Kyle nickt zufrieden und deutet einen Applaus an.

»Astarten sind biologische Zwitter. Neunzig Prozent ihres langen Lebens existieren sie in ihrer weiblichen Form. Alle zehn Jahre werden sie von ihrem Fortpflanzungstrieb, der Endurance, sprichwörtlich übermannt. Sie morphen für wenige Minuten in ihr männliches Geschlecht und besamen die in ihren Eierstöcken gereiften Eier.« Ich beginne zu frösteln. »Allerdings, und das sehen wir gerade innerhalb der Abschirmung, funktioniert dieser Orgasmus nur, wenn das Männchen ein anderes, warmblütiges Wesen im Blutrausch erlegt und die befruchteten Eier vom kalt werdenden Blut des Opfers ausgebrütet werden.«

Der Anblick ist grotesk. Ny'Chelle hockt auf Philipp wie ein Cowboy auf einem Pferd beim Rodeo. Zwischen ihren Beinen lugt ein penisförmiges Organ hervor, das sich in Philipps Unterleib bohrt und seinen Leichnam zum Pulsieren bringt. Dabei stöhnt sie lustvoll und verspritzt ihr Gelege in Philipps Bauchraum.

»Schirm deaktivieren!« Kyle betritt die Kammer des Schreckens. Seine Schritte klingen, als ob er durch eine Regenpfütze geht. Überall klebt Philipps Blut.

»Schade«, flüstert er zynisch und schnippt mit den Fingern in der Luft. Wie aus dem Nichts erscheint eine Pistole in seiner rechten Hand. Ny'Chelles Ritt endet augenblicklich. Philipps Körper rutscht kraftlos aus ihren Fängen.

»Ich habe dir und der Eminenz treu gedient«, stammelt Ny'Chelle und kehrt mit atemberaubender Geschwindigkeit in ihr weibliches Geschlecht zurück.
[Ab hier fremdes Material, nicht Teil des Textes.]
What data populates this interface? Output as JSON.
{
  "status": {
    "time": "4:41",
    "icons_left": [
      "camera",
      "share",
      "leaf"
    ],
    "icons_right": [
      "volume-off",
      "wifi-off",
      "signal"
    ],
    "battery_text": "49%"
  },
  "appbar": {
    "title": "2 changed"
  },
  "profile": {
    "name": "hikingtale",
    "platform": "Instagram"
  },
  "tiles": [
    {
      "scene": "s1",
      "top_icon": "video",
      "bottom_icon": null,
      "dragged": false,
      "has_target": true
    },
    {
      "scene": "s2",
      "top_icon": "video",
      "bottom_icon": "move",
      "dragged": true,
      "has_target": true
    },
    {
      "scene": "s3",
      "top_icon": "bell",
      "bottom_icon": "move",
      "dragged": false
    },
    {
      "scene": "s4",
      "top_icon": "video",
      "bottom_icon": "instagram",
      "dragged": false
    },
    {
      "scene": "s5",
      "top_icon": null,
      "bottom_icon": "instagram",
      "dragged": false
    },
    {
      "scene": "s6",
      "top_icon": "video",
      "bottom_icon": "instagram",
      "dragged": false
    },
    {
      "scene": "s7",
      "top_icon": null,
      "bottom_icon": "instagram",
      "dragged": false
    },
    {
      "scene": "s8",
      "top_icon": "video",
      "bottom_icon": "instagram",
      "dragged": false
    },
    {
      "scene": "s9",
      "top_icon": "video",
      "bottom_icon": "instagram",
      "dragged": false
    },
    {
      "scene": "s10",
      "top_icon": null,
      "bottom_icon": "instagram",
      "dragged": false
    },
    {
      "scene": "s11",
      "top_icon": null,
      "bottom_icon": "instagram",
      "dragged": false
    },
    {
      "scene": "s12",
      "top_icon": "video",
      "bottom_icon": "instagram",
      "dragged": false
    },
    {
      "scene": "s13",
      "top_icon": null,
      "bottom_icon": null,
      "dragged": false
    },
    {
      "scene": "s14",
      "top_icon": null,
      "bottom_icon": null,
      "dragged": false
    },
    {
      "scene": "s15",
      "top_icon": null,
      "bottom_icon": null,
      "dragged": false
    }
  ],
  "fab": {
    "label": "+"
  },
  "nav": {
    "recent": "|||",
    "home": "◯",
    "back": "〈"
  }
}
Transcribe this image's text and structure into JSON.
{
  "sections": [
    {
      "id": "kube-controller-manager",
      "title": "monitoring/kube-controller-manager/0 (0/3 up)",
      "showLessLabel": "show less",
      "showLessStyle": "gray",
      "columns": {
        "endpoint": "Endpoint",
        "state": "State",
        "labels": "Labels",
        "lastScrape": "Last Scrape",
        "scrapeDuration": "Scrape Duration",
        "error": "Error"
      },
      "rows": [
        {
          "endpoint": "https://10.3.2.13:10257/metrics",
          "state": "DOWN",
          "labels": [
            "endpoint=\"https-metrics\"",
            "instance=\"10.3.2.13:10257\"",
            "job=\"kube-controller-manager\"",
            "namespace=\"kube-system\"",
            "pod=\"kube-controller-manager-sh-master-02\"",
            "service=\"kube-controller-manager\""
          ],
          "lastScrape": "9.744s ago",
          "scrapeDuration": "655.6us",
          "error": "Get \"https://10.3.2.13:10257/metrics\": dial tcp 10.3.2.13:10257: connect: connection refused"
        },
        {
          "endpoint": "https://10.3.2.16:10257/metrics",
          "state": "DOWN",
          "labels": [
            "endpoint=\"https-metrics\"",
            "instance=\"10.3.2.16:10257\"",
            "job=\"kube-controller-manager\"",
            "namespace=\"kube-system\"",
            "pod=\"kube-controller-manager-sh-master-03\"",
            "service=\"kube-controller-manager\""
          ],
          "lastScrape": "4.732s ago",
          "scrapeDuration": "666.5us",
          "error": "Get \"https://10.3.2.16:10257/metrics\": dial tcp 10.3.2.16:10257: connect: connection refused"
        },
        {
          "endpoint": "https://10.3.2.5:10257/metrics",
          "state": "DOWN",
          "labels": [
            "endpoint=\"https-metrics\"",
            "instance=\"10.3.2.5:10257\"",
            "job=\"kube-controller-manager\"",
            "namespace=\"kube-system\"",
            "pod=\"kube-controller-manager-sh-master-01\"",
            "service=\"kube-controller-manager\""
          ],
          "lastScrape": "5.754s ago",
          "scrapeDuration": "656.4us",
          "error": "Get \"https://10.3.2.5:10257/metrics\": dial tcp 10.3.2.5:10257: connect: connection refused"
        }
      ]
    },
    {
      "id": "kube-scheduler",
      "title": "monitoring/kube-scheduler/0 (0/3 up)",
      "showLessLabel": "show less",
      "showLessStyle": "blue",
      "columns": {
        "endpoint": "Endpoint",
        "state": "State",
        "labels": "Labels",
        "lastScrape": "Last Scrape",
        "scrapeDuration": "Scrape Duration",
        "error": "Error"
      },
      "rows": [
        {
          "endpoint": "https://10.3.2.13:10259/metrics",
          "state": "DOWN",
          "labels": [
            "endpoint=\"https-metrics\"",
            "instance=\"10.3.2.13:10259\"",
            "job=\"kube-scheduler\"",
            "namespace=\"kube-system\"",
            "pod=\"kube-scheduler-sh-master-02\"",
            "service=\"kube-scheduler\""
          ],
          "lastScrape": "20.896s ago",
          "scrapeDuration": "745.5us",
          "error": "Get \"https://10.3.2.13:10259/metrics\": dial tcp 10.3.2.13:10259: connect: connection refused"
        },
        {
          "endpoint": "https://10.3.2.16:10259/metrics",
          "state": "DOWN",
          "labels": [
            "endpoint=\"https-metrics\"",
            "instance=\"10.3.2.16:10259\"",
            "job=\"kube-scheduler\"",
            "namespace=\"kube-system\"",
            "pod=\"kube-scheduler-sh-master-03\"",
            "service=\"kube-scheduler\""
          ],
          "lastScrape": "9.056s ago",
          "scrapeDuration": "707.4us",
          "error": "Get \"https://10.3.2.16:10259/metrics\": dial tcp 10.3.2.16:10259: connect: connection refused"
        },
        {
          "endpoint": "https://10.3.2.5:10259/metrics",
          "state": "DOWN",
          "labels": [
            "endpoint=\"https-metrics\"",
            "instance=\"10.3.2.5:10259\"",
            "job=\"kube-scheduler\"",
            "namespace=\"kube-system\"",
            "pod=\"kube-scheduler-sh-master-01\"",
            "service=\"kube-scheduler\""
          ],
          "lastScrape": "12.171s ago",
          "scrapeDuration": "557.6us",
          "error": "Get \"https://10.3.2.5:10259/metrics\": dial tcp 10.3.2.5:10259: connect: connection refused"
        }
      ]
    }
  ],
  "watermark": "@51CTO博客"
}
Kleine, weiße Federchen sprießen auf den sich rasch vergrößernden Flügelstümpfen und saugen begierig Philipps restliches Blut auf.
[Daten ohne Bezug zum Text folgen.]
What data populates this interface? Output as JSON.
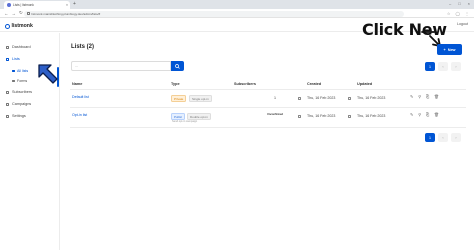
{
  "browser": {
    "tab_title": "Lists | listmonk",
    "tab_close": "×",
    "new_tab": "+",
    "window_controls": [
      "–",
      "□",
      "×"
    ],
    "nav": [
      "←",
      "→",
      "↻"
    ],
    "url": "listmonk.manishkothing.plumbiogy.dev/admin/lists/#"
  },
  "app": {
    "logo_text": "listmonk",
    "logout": "Logout"
  },
  "sidebar": {
    "items": [
      {
        "label": "Dashboard",
        "icon": "dashboard-icon"
      },
      {
        "label": "Lists",
        "icon": "lists-icon"
      },
      {
        "label": "All lists",
        "icon": "all-lists-icon"
      },
      {
        "label": "Forms",
        "icon": "forms-icon"
      },
      {
        "label": "Subscribers",
        "icon": "subscribers-icon"
      },
      {
        "label": "Campaigns",
        "icon": "campaigns-icon"
      },
      {
        "label": "Settings",
        "icon": "settings-icon"
      }
    ]
  },
  "annotation": {
    "callout": "Click New",
    "color": "#0055d4"
  },
  "main": {
    "title": "Lists (2)",
    "new_button": "New",
    "new_button_plus": "+",
    "search_placeholder": "...",
    "pagination": {
      "current": "1",
      "prev": "‹",
      "next": "›"
    },
    "columns": [
      "Name",
      "Type",
      "Subscribers",
      "Created",
      "Updated"
    ],
    "rows": [
      {
        "name": "Default list",
        "type_tag": "Private",
        "optin_tag": "Single opt-in",
        "subscribers": "1",
        "subscriber_status": "",
        "created": "Thu, 16 Feb 2023",
        "updated": "Thu, 16 Feb 2023",
        "note": ""
      },
      {
        "name": "Opt-in list",
        "type_tag": "Public",
        "optin_tag": "Double opt-in",
        "subscribers": "",
        "subscriber_status": "Unconfirmed",
        "created": "Thu, 16 Feb 2023",
        "updated": "Thu, 16 Feb 2023",
        "note": "Send opt-in campaign"
      }
    ],
    "row_actions": [
      "✎",
      "⚲",
      "⎘",
      "🗑"
    ]
  },
  "colors": {
    "accent": "#0055d4",
    "private_tag": "#d8840b",
    "public_tag": "#2f6fd6"
  }
}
»Das, meine liebe Ny'Chelle, weiß ich zu würdigen und werde es lobend in deinem Nachruf erwähnen.«

Für einen Moment blicke ich in Ny'Chelles Augen, schwarze Tränen quellen aus ihnen hervor. Nein, Ny'Chelle ist keine Mörderin. Jedenfalls nicht im herkömmlichen Sinne. Kyle hat sie gezwungen, Philipp im Blutrausch zu reißen. Inzwischen hat dessen Körper ein schauerliches Eigenleben entwickelt, Bauch und Brust meines Freundes sind gespenstisch angeschwollen, drohen zu platzen. In wenigen Sekunden wird Philipp aufbrechen und Ny'Chelles Brut in die Welt entlassen. Kyle zielt und drückt ab. Philipps Körper bäumt sich auf, Bauch und Brust erschlaffen.

»Meine Kinder!«

»Wie die Brut, so der Elter«, antwortet Kyle kalt. Er drückt erneut ab. Ny'Chelles Leiche kippt nach vorn und bleibt auf Philipps Körper liegen. Eine merkwürdige Stille kehrt ein. Ist jetzt endlich Schluss?

»Sicherheit? Bringen Sie unseren Gast zurück in seine Zelle. Und benachrichtigen Sie Termina One. Ich wünsche, dass der feindliche Agent umgehend entsorgt wird.«

Ohne mich eines weiteren Blickes zu würdigen, verschwindet Kyle durch ein sich öffnendes Schott und überlässt mich seinen gladiatronischen Bluthunden.